I knew JJ project and couldn't wait for their debut, I watched Dream High2 and fell in love with JB and Junior. I was very very upset when they came back with 5 other members at first I was like WTH. I felt that the other members were overshadowing the 2 members. However now that I love Markson, I've learnt to love and embrace them as a whole. I can see they work well together. GOT7 forever. The fact that 3 members are able to speak English fluently is just superb. I wish to see the Amerithaikong bunch appearing together more. I wish Young Jae would speak more on screen. Even Mark as well, I somehow feel that Mark aside from being shy and an introvert, I feel that because the rest are too rowdy or talks more they overpower him and he chose to stay quiet. LOL but I still love him for who he is. On another note can wait to watch them on ASC tomorrow. MARKSON RULES!!! GOT7 fighting!

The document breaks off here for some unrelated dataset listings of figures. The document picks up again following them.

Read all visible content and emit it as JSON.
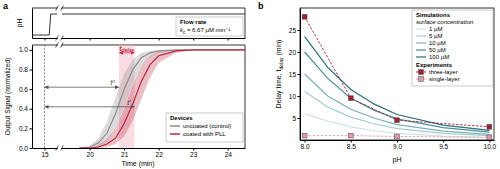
{
  "chart_data": [
    {
      "type": "line",
      "panel_label": "a",
      "y_label": "pH",
      "xlim": [
        [
          14.6,
          15.4
        ],
        [
          19.2,
          24.5
        ]
      ],
      "xticks": [
        15,
        20,
        21,
        22,
        23,
        24
      ],
      "ylim": [
        2,
        12
      ],
      "tick_labels": false,
      "x": [
        14.6,
        15.15,
        15.2,
        24.5
      ],
      "values": [
        3,
        3,
        10,
        10
      ],
      "color": "#333333",
      "legend_title": "Flow rate",
      "legend_text": "k",
      "legend_sub": "c",
      "legend_rest": " = 6.67 µM min⁻¹"
    },
    {
      "type": "line",
      "y_label": "Output Signal (normalized)",
      "x_label": "Time (min)",
      "xlim": [
        [
          14.6,
          15.4
        ],
        [
          19.2,
          24.5
        ]
      ],
      "xticks": [
        15,
        20,
        21,
        22,
        23,
        24
      ],
      "ylim": [
        0,
        1.05
      ],
      "yticks": [
        {
          "value": 0,
          "label": "0.0"
        },
        {
          "value": 0.2,
          "label": "0.2"
        },
        {
          "value": 0.4,
          "label": "0.4"
        },
        {
          "value": 0.6,
          "label": "0.6"
        },
        {
          "value": 0.8,
          "label": "0.8"
        },
        {
          "value": 1,
          "label": "1.0"
        }
      ],
      "x": [
        19.7,
        20.0,
        20.25,
        20.5,
        20.75,
        21.0,
        21.25,
        21.5,
        21.75,
        22.0,
        22.5,
        23.0,
        24.5
      ],
      "series": [
        {
          "name": "uncoated (control)",
          "color": "#8c8c8c",
          "values": [
            0,
            0.01,
            0.05,
            0.15,
            0.35,
            0.6,
            0.8,
            0.92,
            0.97,
            0.99,
            1,
            1,
            1
          ],
          "lower": [
            0,
            0,
            0.02,
            0.07,
            0.2,
            0.42,
            0.65,
            0.84,
            0.93,
            0.97,
            1,
            1,
            1
          ],
          "upper": [
            0,
            0.02,
            0.1,
            0.27,
            0.52,
            0.76,
            0.9,
            0.97,
            0.99,
            1,
            1,
            1,
            1
          ]
        },
        {
          "name": "coated with PLL",
          "color": "#b5283f",
          "values": [
            0,
            0,
            0.01,
            0.04,
            0.1,
            0.25,
            0.45,
            0.68,
            0.85,
            0.94,
            0.99,
            1,
            1
          ],
          "lower": [
            0,
            0,
            0,
            0.01,
            0.04,
            0.12,
            0.28,
            0.5,
            0.72,
            0.87,
            0.97,
            1,
            1
          ],
          "upper": [
            0,
            0,
            0.03,
            0.09,
            0.2,
            0.4,
            0.64,
            0.84,
            0.94,
            0.98,
            1,
            1,
            1
          ]
        }
      ],
      "legend_title": "Devices",
      "annotations": [
        {
          "text": "t⁰",
          "x": [
            15,
            20.85
          ],
          "y": 0.62
        },
        {
          "text": "t′",
          "x": [
            15,
            21.3
          ],
          "y": 0.42
        },
        {
          "text": "t",
          "sub": "delay",
          "x": [
            20.85,
            21.3
          ],
          "y": 0.97
        }
      ]
    },
    {
      "type": "line",
      "panel_label": "b",
      "x_label": "pH",
      "y_label": "Delay time, t",
      "y_label_sub": "delay",
      "y_label_rest": " (min)",
      "xlim": [
        7.95,
        10.05
      ],
      "xticks": [
        {
          "value": 8,
          "label": "8.0"
        },
        8.5,
        {
          "value": 9,
          "label": "9.0"
        },
        9.5,
        {
          "value": 10,
          "label": "10.0"
        }
      ],
      "ylim": [
        0,
        30
      ],
      "yticks": [
        5,
        10,
        15,
        20,
        25
      ],
      "groups": [
        {
          "title": "Simulations",
          "subtitle": "surface concentration",
          "x": [
            8.0,
            8.25,
            8.5,
            8.75,
            9.0,
            9.5,
            10.0
          ],
          "series": [
            {
              "name": "1 µM",
              "color": "#cfe3e6",
              "values": [
                6,
                4.3,
                3,
                2.1,
                1.5,
                0.9,
                0.6
              ]
            },
            {
              "name": "5 µM",
              "color": "#a6cad0",
              "values": [
                11,
                7.5,
                5.2,
                3.7,
                2.6,
                1.5,
                1.0
              ]
            },
            {
              "name": "10 µM",
              "color": "#7cafb8",
              "values": [
                15,
                10,
                7,
                5,
                3.5,
                2,
                1.3
              ]
            },
            {
              "name": "50 µM",
              "color": "#4d8e99",
              "values": [
                20,
                14,
                9.5,
                6.8,
                4.8,
                2.8,
                1.8
              ]
            },
            {
              "name": "100 µM",
              "color": "#2a6e7a",
              "values": [
                23.5,
                16.5,
                11.5,
                8.2,
                5.8,
                3.4,
                2.2
              ]
            }
          ]
        },
        {
          "title": "Experiments",
          "x": [
            8.0,
            8.5,
            9.0,
            10.0
          ],
          "series": [
            {
              "name": "three-layer",
              "color": "#9b2335",
              "marker": "square",
              "line_style": "dashed",
              "values": [
                28,
                9.5,
                4.5,
                3
              ]
            },
            {
              "name": "single-layer",
              "color": "#e39aac",
              "marker": "square",
              "line_style": "dashed",
              "values": [
                1,
                1,
                0.8,
                0.6
              ]
            }
          ]
        }
      ]
    }
  ]
}
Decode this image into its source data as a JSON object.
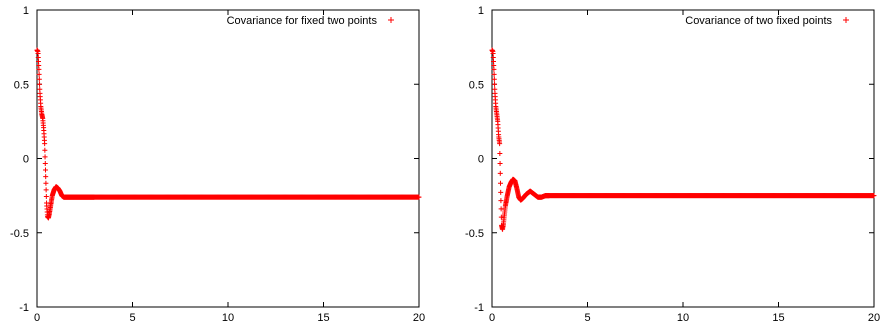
{
  "chart_data": [
    {
      "type": "scatter",
      "title": "",
      "xlabel": "",
      "ylabel": "",
      "xlim": [
        0,
        20
      ],
      "ylim": [
        -1,
        1
      ],
      "xticks": [
        "0",
        "5",
        "10",
        "15",
        "20"
      ],
      "yticks": [
        "-1",
        "-0.5",
        "0",
        "0.5",
        "1"
      ],
      "grid": false,
      "legend_position": "top-right",
      "marker": "+",
      "color": "#ff0000",
      "series": [
        {
          "name": "Covariance for fixed two points",
          "x": [
            0,
            0.05,
            0.1,
            0.15,
            0.2,
            0.25,
            0.3,
            0.35,
            0.4,
            0.45,
            0.5,
            0.55,
            0.6,
            0.65,
            0.7,
            0.8,
            0.9,
            1.0,
            1.1,
            1.2,
            1.3,
            1.4,
            1.5,
            1.6,
            1.8,
            2.0,
            2.5,
            3,
            4,
            5,
            6,
            7,
            8,
            9,
            10,
            11,
            12,
            13,
            14,
            15,
            16,
            17,
            18,
            19,
            20
          ],
          "y": [
            0.73,
            0.72,
            0.6,
            0.45,
            0.35,
            0.3,
            0.27,
            0.2,
            0.1,
            -0.1,
            -0.3,
            -0.39,
            -0.4,
            -0.37,
            -0.33,
            -0.25,
            -0.21,
            -0.19,
            -0.2,
            -0.22,
            -0.25,
            -0.26,
            -0.26,
            -0.26,
            -0.26,
            -0.26,
            -0.26,
            -0.26,
            -0.26,
            -0.26,
            -0.26,
            -0.26,
            -0.26,
            -0.26,
            -0.26,
            -0.26,
            -0.26,
            -0.26,
            -0.26,
            -0.26,
            -0.26,
            -0.26,
            -0.26,
            -0.26,
            -0.26
          ]
        }
      ]
    },
    {
      "type": "scatter",
      "title": "",
      "xlabel": "",
      "ylabel": "",
      "xlim": [
        0,
        20
      ],
      "ylim": [
        -1,
        1
      ],
      "xticks": [
        "0",
        "5",
        "10",
        "15",
        "20"
      ],
      "yticks": [
        "-1",
        "-0.5",
        "0",
        "0.5",
        "1"
      ],
      "grid": false,
      "legend_position": "top-right",
      "marker": "+",
      "color": "#ff0000",
      "series": [
        {
          "name": "Covariance of two fixed points",
          "x": [
            0,
            0.05,
            0.1,
            0.15,
            0.2,
            0.25,
            0.3,
            0.35,
            0.4,
            0.45,
            0.5,
            0.55,
            0.6,
            0.65,
            0.7,
            0.8,
            0.9,
            1.0,
            1.1,
            1.2,
            1.3,
            1.4,
            1.5,
            1.6,
            1.8,
            2.0,
            2.2,
            2.4,
            2.6,
            2.8,
            3,
            4,
            5,
            6,
            7,
            8,
            9,
            10,
            11,
            12,
            13,
            14,
            15,
            16,
            17,
            18,
            19,
            20
          ],
          "y": [
            0.73,
            0.72,
            0.6,
            0.45,
            0.35,
            0.3,
            0.25,
            0.15,
            0.1,
            -0.2,
            -0.45,
            -0.48,
            -0.44,
            -0.38,
            -0.32,
            -0.25,
            -0.19,
            -0.16,
            -0.14,
            -0.15,
            -0.2,
            -0.26,
            -0.28,
            -0.27,
            -0.24,
            -0.22,
            -0.24,
            -0.26,
            -0.26,
            -0.25,
            -0.25,
            -0.25,
            -0.25,
            -0.25,
            -0.25,
            -0.25,
            -0.25,
            -0.25,
            -0.25,
            -0.25,
            -0.25,
            -0.25,
            -0.25,
            -0.25,
            -0.25,
            -0.25,
            -0.25,
            -0.25
          ]
        }
      ]
    }
  ]
}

PS: I think Bambam should be given a chance to join them on ASC!


Monday, June 29, 2015

RAMADAN DAY 12

Today marks the twelfth day of Ramadan, it is also the beginning of a school term as an educator at the same school for 6 years honestly I have lost my spark and do not want to be doing this anymore. I am so exhausted of doing the same routine. I started Ramadan happy but now I feel depressed all over again like before Ramadan. I have no idea why I've stopped sewing as well. I used to love sewing so much that just the thought of it makes me delighted. My only escape is to sleep. And for someone who doesn't favour sleeping so much, I've been sleeping a lot as well.

I am in need of a fresh environment. I want to just do things that I love. Oh, Allah please grant me patience in my sad heart. Ramadan has been a fruitful time for me to get closer to you ya Allah. The night time makes me happy the most as I can do congregational prayers. I think my life is lacking in activities as well. I feel blessed that I'm in a relaxed mode but at the same time I feel down because I wish I can hang out more. My friends and I used to hang out a lot when we were younger. Nowadays meeting with them even for a short while makes me the happiest. Sometimes I wish I can go back to the time when i was in secondary school.I had a blast as I get to meet my friends daily and I can honestly say that is the highest point in my life and nothing can beat that time thus far. Even though my dad was in depression back then, no matter how stressful life was, my friends were there. I didn't have money, didn't come from a wealthy family but still I am happy. Friends were like my drug that numb me from all the pain. Nowadays, with that gone, sleep is like a drug. O Allah, I hope I can find that spark again in life. I'm so exhausted ya Allah. So exhausted.

However, I want to thank Allah for my last trip to Korea. It brought back the smile and glow on my face. I truly felt happy again even though it was for a mere 3 weeks. Those 3 weeks are what I look back on. Ya Allah give me the strength to continue being a good Muslim and living life to the fullest.